The statute of limitations is the limited period of time creditors or debt collectors have to file a lawsuit to recover a debt. After that, the debt technically becomes uncollectible. The time frame varies by state, so you’ll need to investigate your state’s laws to know for sure.
You probably already have bad credit if you have an unpaid charge-off on your account. It could take up to seven years for your credit score to return to where it was before the charge-off account was noted. Borrowers should prioritize their current outstanding bills and credit card debt before dealing with any charge-offs they may have. Preventing current loans from becoming an additional charge-off on your account is essential. Don’t try to open new credit card accounts. Keep your existing accounts in good standing by making on-time payments. Keep your utilization under 30% of your total credit line every month and keep your total accounts to a minimum. Review your credit reports, look for negative information, and try to address the problems. These methods can help build credit and improve your credit score.
Collection agencies buy debts from the original creditor after they have given up hope that the account will be paid. Creditors usually sell delinquent accounts in bulk at a discounted price.
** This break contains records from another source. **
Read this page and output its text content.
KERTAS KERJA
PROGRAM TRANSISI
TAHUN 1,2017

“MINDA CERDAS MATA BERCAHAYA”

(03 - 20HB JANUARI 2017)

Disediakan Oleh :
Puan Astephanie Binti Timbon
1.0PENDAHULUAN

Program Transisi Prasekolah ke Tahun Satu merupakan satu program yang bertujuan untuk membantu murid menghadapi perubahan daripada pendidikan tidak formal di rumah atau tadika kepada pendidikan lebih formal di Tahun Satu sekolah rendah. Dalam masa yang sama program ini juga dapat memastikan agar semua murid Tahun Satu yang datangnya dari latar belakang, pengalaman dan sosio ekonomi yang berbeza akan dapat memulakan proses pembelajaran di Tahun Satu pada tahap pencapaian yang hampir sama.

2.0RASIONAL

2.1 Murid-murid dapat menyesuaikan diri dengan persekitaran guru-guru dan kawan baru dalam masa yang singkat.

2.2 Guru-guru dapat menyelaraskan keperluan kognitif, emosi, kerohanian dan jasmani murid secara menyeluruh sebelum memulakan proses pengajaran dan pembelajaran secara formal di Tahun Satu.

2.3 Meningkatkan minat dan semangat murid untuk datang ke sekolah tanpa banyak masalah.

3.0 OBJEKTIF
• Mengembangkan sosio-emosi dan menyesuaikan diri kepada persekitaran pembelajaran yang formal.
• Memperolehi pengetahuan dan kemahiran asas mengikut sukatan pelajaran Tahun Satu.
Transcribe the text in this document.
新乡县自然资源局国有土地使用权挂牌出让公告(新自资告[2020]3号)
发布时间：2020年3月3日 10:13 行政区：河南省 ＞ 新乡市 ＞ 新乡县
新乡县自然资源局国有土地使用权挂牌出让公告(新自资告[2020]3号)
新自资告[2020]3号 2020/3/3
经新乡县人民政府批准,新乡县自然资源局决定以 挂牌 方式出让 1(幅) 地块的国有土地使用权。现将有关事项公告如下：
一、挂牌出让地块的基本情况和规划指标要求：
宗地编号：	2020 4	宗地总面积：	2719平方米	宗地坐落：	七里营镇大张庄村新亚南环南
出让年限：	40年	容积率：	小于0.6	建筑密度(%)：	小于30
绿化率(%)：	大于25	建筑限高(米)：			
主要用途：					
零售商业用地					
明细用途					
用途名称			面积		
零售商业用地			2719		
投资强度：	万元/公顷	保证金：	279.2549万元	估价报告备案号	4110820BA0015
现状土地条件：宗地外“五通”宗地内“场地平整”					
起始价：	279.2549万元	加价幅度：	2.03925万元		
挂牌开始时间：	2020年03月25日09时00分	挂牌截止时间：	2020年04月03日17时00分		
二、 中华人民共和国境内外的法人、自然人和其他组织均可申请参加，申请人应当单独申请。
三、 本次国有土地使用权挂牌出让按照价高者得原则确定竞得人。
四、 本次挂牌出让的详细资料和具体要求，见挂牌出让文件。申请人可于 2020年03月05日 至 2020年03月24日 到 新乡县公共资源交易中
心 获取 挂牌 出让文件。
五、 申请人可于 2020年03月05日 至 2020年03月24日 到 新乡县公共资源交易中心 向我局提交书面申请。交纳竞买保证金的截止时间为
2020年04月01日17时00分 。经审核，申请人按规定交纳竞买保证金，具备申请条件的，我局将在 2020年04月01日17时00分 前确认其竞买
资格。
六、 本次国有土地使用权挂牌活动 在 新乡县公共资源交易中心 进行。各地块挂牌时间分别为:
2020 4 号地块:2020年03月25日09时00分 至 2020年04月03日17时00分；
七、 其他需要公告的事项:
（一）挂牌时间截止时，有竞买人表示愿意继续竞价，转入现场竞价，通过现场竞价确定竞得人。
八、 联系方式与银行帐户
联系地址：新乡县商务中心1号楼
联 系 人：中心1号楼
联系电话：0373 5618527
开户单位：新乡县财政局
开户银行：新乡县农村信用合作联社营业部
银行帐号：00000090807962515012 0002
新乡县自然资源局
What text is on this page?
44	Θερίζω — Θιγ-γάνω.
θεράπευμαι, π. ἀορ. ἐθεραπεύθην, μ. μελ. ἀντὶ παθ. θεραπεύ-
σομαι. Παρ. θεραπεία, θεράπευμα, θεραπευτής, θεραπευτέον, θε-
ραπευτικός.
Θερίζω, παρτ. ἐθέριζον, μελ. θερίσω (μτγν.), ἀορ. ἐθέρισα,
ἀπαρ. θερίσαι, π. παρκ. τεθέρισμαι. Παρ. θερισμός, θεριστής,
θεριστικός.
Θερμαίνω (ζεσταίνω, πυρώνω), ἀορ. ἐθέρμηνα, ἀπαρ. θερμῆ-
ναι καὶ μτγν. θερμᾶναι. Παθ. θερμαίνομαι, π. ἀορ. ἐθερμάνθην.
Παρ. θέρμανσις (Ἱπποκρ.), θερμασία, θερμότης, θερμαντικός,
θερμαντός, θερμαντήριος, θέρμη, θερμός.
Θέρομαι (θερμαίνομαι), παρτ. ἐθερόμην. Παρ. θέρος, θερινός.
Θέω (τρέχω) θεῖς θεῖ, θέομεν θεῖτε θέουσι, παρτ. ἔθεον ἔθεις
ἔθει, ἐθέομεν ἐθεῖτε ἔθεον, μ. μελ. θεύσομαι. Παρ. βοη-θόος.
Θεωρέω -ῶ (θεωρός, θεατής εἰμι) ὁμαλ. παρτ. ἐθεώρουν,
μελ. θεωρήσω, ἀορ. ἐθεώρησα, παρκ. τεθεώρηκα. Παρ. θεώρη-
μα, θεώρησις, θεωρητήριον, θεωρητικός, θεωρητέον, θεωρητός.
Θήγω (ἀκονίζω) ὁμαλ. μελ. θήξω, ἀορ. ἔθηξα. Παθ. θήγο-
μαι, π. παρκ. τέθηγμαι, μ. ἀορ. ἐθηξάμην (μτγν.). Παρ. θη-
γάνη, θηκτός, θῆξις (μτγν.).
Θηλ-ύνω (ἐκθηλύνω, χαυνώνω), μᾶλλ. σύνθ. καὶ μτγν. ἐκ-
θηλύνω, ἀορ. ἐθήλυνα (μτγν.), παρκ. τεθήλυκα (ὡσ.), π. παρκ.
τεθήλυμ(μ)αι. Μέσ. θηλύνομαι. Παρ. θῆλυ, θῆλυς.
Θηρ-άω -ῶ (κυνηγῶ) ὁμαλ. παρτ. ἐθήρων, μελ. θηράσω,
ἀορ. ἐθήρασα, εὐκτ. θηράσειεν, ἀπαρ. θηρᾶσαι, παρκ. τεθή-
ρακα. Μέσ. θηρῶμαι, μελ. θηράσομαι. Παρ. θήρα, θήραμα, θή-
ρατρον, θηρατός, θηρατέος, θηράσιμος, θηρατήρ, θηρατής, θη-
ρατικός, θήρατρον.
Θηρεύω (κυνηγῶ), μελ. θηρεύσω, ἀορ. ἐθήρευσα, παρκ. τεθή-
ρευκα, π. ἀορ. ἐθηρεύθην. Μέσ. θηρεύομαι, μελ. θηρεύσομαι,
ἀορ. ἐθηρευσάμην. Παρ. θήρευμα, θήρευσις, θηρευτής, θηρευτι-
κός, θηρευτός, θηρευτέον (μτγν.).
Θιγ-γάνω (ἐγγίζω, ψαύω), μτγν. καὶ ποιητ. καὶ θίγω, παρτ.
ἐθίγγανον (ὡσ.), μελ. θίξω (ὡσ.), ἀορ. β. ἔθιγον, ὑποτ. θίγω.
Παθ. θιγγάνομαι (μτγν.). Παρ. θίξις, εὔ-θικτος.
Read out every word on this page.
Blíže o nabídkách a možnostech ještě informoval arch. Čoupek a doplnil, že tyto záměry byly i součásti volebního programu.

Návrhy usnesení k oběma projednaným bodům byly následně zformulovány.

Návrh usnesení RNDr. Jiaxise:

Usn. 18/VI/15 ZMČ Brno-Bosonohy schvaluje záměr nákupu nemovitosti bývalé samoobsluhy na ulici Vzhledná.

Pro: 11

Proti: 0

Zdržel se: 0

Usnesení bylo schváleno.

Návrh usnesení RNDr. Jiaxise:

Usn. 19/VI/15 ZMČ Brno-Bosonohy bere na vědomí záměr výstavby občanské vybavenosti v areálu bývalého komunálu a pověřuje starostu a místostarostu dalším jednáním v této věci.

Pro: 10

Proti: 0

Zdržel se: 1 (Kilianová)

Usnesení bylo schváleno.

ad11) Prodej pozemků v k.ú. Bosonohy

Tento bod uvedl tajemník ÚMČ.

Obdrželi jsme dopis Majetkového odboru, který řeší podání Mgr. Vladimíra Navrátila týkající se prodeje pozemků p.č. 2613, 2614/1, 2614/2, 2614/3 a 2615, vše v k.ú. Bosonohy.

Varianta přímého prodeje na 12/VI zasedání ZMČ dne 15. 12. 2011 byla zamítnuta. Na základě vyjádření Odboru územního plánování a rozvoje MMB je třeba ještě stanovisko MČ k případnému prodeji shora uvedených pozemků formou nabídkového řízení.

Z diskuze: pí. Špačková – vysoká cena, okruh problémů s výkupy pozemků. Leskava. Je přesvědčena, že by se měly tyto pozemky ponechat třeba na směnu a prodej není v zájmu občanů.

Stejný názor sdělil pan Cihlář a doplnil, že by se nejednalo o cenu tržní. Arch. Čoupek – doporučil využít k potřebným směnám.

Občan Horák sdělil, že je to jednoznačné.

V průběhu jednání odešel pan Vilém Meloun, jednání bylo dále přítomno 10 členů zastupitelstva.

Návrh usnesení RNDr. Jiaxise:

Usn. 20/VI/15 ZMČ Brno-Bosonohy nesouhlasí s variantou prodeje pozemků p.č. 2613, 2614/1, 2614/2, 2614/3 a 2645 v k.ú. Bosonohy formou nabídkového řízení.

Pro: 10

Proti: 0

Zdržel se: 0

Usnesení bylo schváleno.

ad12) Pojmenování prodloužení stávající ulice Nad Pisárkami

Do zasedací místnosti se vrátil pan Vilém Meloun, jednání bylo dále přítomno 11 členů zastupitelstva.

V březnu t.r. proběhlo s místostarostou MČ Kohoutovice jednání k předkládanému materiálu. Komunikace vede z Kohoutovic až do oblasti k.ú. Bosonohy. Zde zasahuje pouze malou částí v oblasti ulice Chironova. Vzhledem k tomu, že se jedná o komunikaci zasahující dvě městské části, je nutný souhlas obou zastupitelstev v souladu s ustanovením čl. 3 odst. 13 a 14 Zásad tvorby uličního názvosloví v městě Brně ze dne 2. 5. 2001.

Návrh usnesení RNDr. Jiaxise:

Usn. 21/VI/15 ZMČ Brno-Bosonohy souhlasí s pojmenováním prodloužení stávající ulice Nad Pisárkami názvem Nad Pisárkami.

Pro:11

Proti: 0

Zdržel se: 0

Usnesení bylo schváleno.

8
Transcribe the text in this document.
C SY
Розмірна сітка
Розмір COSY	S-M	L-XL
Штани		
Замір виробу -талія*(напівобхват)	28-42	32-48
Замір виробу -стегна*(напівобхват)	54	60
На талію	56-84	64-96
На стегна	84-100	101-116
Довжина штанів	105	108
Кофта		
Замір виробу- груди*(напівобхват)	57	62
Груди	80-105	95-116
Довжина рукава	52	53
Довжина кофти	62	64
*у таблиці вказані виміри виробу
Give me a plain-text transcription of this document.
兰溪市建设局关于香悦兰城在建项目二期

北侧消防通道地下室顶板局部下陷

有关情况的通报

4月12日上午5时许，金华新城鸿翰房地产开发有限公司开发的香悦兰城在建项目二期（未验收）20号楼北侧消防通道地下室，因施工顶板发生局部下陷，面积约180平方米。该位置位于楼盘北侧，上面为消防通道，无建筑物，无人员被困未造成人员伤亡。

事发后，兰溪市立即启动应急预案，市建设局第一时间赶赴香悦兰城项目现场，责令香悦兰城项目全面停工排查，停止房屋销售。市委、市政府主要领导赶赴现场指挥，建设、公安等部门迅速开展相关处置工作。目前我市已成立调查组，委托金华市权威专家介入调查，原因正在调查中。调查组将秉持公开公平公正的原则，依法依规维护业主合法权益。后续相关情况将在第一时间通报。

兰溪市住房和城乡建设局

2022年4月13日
When your debt is sold to a third-party collection agency, you are still obligated to pay it back. The Fair Debt Collection Practices Act regulates how, when and where you can be contacted. While third-party debt collectors can contact you about the debt, they cannot do so in a harassing manner. They must inform you of “validation information” concerning the debt if they contact you. Collectors cannot threaten you, lie to you, or attempt to solicit additional fees from you. Borrowers may want to hire a lawyer if they don’t want to deal with the collectors directly. If you feel a collector has overstepped, borrowers can contact the Federal Trade Commission, the Consumer Financial Protection Bureau, or your state attorney general with the accusation. For more details on your rights, visit the Federal Trade Commission’s page regarding debt collection.